A. BA from UBC, MA from McMaster and PhD from University of Toronto
Q. What area of study in economics do you specialize in?
A. Labor economics and Industrial Relations, Personnel, and Public Econ/Public Policy
Q. What classes do you teach here at the university?
A. Econ 221 (Statistics for Economics)
Q. Do you have any special or interesting talents?
A. Long-distance Running; Skiing; Barista
Q. Can you tell us a little something about your work experience (i.e. where did you work, what did you work on etc..)
A. First job — economist with the federal government (HRDC as it was called back then)
Second job — economist in consulting with PriceWaterhouseCoopers
Did PhD
First academic job post PhD — Policy School at Queen’s (6 years)

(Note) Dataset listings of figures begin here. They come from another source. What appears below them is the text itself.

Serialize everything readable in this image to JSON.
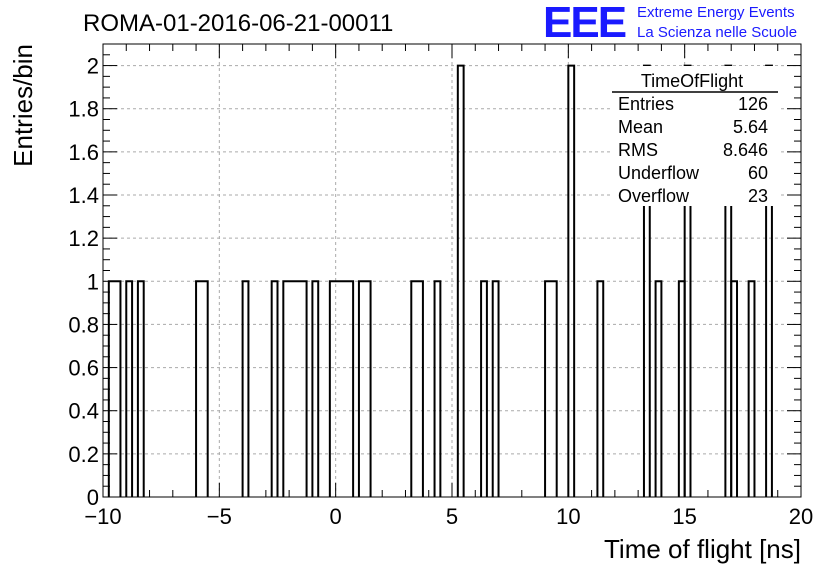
{
  "header": {
    "title": "ROMA-01-2016-06-21-00011",
    "logo_text": "EEE",
    "logo_line1": "Extreme Energy Events",
    "logo_line2": "La Scienza nelle Scuole",
    "logo_color": "#1a1aff"
  },
  "chart_data": {
    "type": "histogram",
    "title": "ROMA-01-2016-06-21-00011",
    "xlabel": "Time of flight [ns]",
    "ylabel": "Entries/bin",
    "xlim": [
      -10,
      20
    ],
    "ylim": [
      0,
      2.1
    ],
    "grid": true,
    "bin_width": 0.25,
    "bins": [
      {
        "x0": -9.75,
        "x1": -9.25,
        "count": 1
      },
      {
        "x0": -9.0,
        "x1": -8.75,
        "count": 1
      },
      {
        "x0": -8.5,
        "x1": -8.25,
        "count": 1
      },
      {
        "x0": -6.0,
        "x1": -5.5,
        "count": 1
      },
      {
        "x0": -4.0,
        "x1": -3.75,
        "count": 1
      },
      {
        "x0": -2.75,
        "x1": -2.5,
        "count": 1
      },
      {
        "x0": -2.25,
        "x1": -1.25,
        "count": 1
      },
      {
        "x0": -1.0,
        "x1": -0.75,
        "count": 1
      },
      {
        "x0": -0.25,
        "x1": 0.75,
        "count": 1
      },
      {
        "x0": 1.0,
        "x1": 1.5,
        "count": 1
      },
      {
        "x0": 3.25,
        "x1": 3.75,
        "count": 1
      },
      {
        "x0": 4.25,
        "x1": 4.5,
        "count": 1
      },
      {
        "x0": 5.25,
        "x1": 5.5,
        "count": 2
      },
      {
        "x0": 6.25,
        "x1": 6.5,
        "count": 1
      },
      {
        "x0": 6.75,
        "x1": 7.0,
        "count": 1
      },
      {
        "x0": 9.0,
        "x1": 9.5,
        "count": 1
      },
      {
        "x0": 10.0,
        "x1": 10.25,
        "count": 2
      },
      {
        "x0": 11.25,
        "x1": 11.5,
        "count": 1
      },
      {
        "x0": 13.25,
        "x1": 13.5,
        "count": 2
      },
      {
        "x0": 13.75,
        "x1": 14.0,
        "count": 1
      },
      {
        "x0": 14.75,
        "x1": 15.0,
        "count": 1
      },
      {
        "x0": 15.0,
        "x1": 15.25,
        "count": 2
      },
      {
        "x0": 16.75,
        "x1": 17.0,
        "count": 2
      },
      {
        "x0": 17.0,
        "x1": 17.25,
        "count": 1
      },
      {
        "x0": 17.75,
        "x1": 18.0,
        "count": 1
      },
      {
        "x0": 18.5,
        "x1": 18.75,
        "count": 2
      }
    ],
    "x_ticks": [
      {
        "value": -10,
        "label": "−10"
      },
      {
        "value": -5,
        "label": "−5"
      },
      {
        "value": 0,
        "label": "0"
      },
      {
        "value": 5,
        "label": "5"
      },
      {
        "value": 10,
        "label": "10"
      },
      {
        "value": 15,
        "label": "15"
      },
      {
        "value": 20,
        "label": "20"
      }
    ],
    "y_ticks": [
      {
        "value": 0,
        "label": "0"
      },
      {
        "value": 0.2,
        "label": "0.2"
      },
      {
        "value": 0.4,
        "label": "0.4"
      },
      {
        "value": 0.6,
        "label": "0.6"
      },
      {
        "value": 0.8,
        "label": "0.8"
      },
      {
        "value": 1,
        "label": "1"
      },
      {
        "value": 1.2,
        "label": "1.2"
      },
      {
        "value": 1.4,
        "label": "1.4"
      },
      {
        "value": 1.6,
        "label": "1.6"
      },
      {
        "value": 1.8,
        "label": "1.8"
      },
      {
        "value": 2,
        "label": "2"
      }
    ],
    "stats_box": {
      "title": "TimeOfFlight",
      "rows": [
        {
          "label": "Entries",
          "value": "126"
        },
        {
          "label": "Mean",
          "value": "5.64"
        },
        {
          "label": "RMS",
          "value": "8.646"
        },
        {
          "label": "Underflow",
          "value": "60"
        },
        {
          "label": "Overflow",
          "value": "23"
        }
      ]
    }
  }
}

Second academic job — Cornell University in the US (5 years)
now at UW
Consulting experience — wide variety of statistical analysis as an expert witness including all of theĀ major Charter challenges against the Harper government in industrial relations (Canada Post, Air Canada, etc); compensation consulting, especially pay equity including lawsuits; disability lawsuits.
Q. Any piece of advice you would like to give to current economics students?
A. If you’re interested in a job as an economist work on your empirical skills and take the data seriously. It’s a big data world out there and it will shock you at how poor many professionals’ data analysis skill sets are.
Q. Since you recently moved to teaching at the University of Waterloo, how are you finding the experience? Anything different you noted about Waterloo?
A. Simply far too early to say. But, every minor detail about academia differs substantially from university to university (IT!) so there are a lot of hiccups when you move institutions.